Given the degree of accuracy that was being achieved the next level for the broadcast presentation was to introduce the polar performance profiles for the boats into the wind field to establish track predictions.

“We were able to do this thanks to the accuracy of performance data that was available which in turn allowed us to use a ghost boat to map out details such as the best side of the line to start, where the first cross would be and other tactical information.”

All of which is a significant step forward. And yet according to Williams, one of the most complex areas to resolve was how best to create an effective way of presenting the information in an understandable format for viewers.

Their solution was to represent the average wind speed with the colour of the sea, blue. Any readings that were higher would be green through to yellow depending on the strength and where the wind goes lighter the surface would be dark blue.

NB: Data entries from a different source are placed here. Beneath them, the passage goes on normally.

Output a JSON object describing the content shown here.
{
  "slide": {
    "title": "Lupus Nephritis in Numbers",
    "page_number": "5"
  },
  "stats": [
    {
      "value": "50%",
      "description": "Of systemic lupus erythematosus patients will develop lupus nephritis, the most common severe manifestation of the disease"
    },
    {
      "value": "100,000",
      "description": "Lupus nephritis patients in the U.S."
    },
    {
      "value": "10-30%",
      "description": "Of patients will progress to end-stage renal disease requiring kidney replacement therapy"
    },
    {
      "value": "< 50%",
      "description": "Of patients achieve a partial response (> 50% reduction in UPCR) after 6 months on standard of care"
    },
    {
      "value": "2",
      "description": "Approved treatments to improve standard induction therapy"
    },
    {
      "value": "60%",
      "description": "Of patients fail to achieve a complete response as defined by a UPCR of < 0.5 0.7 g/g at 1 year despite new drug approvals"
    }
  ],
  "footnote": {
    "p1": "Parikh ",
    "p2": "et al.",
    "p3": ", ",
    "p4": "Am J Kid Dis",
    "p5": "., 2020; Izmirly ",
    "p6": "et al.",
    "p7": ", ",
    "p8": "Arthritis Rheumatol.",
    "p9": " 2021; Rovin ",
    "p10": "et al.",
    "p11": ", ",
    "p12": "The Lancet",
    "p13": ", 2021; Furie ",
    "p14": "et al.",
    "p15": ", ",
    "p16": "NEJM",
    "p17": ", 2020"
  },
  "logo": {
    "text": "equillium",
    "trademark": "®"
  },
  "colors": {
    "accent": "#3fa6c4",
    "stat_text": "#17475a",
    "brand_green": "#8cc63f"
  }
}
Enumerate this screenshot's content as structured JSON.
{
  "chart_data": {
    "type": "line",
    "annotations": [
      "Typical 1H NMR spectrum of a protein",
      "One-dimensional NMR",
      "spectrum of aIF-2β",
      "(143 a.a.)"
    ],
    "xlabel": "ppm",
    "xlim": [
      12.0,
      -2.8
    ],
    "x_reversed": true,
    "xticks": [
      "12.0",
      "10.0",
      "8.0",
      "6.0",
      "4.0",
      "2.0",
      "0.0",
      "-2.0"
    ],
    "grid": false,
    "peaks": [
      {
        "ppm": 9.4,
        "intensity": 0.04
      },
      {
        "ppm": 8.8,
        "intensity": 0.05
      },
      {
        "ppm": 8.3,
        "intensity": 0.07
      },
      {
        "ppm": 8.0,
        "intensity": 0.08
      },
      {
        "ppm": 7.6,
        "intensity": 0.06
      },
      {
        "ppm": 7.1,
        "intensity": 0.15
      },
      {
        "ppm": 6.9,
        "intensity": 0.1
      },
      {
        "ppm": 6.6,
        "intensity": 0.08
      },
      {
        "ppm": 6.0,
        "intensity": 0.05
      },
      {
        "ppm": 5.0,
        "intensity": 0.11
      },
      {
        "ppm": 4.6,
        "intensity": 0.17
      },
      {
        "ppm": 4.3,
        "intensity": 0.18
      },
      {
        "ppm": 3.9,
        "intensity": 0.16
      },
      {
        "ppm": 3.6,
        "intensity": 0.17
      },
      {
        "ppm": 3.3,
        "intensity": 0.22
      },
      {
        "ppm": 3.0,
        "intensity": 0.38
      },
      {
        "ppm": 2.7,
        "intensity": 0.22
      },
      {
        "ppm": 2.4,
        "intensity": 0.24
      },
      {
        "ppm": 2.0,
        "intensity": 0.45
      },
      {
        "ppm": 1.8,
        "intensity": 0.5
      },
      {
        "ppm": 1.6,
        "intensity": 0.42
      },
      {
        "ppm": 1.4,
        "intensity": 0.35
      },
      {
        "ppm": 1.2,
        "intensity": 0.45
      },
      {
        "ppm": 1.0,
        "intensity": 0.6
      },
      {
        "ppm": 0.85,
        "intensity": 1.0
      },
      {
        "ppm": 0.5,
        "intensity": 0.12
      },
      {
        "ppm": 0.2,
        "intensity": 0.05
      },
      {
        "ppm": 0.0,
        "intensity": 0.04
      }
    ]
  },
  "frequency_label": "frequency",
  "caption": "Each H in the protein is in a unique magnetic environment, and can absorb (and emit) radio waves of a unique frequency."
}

The result was both extremely easy to interpret without cluttering the story of the race, but also very revealing as each gust, lull and shift laid itself over the course.
But perhaps the biggest surprise of all was that rather than causing potential embarrassment to teams by highlighting any shortcomings in their ability to read the conditions accurately, the reverse was frequently true.

Whether they were leading or trailing rarely mattered, their ability to anticipate small fluctuations in the conditions highlighted their expertise rather than the other way around.

Those of us watching may have been armchair experts for the 37th America’s Cup, but the true talent was still on the water, it had just taken technology and a motorcycle analogy to show us.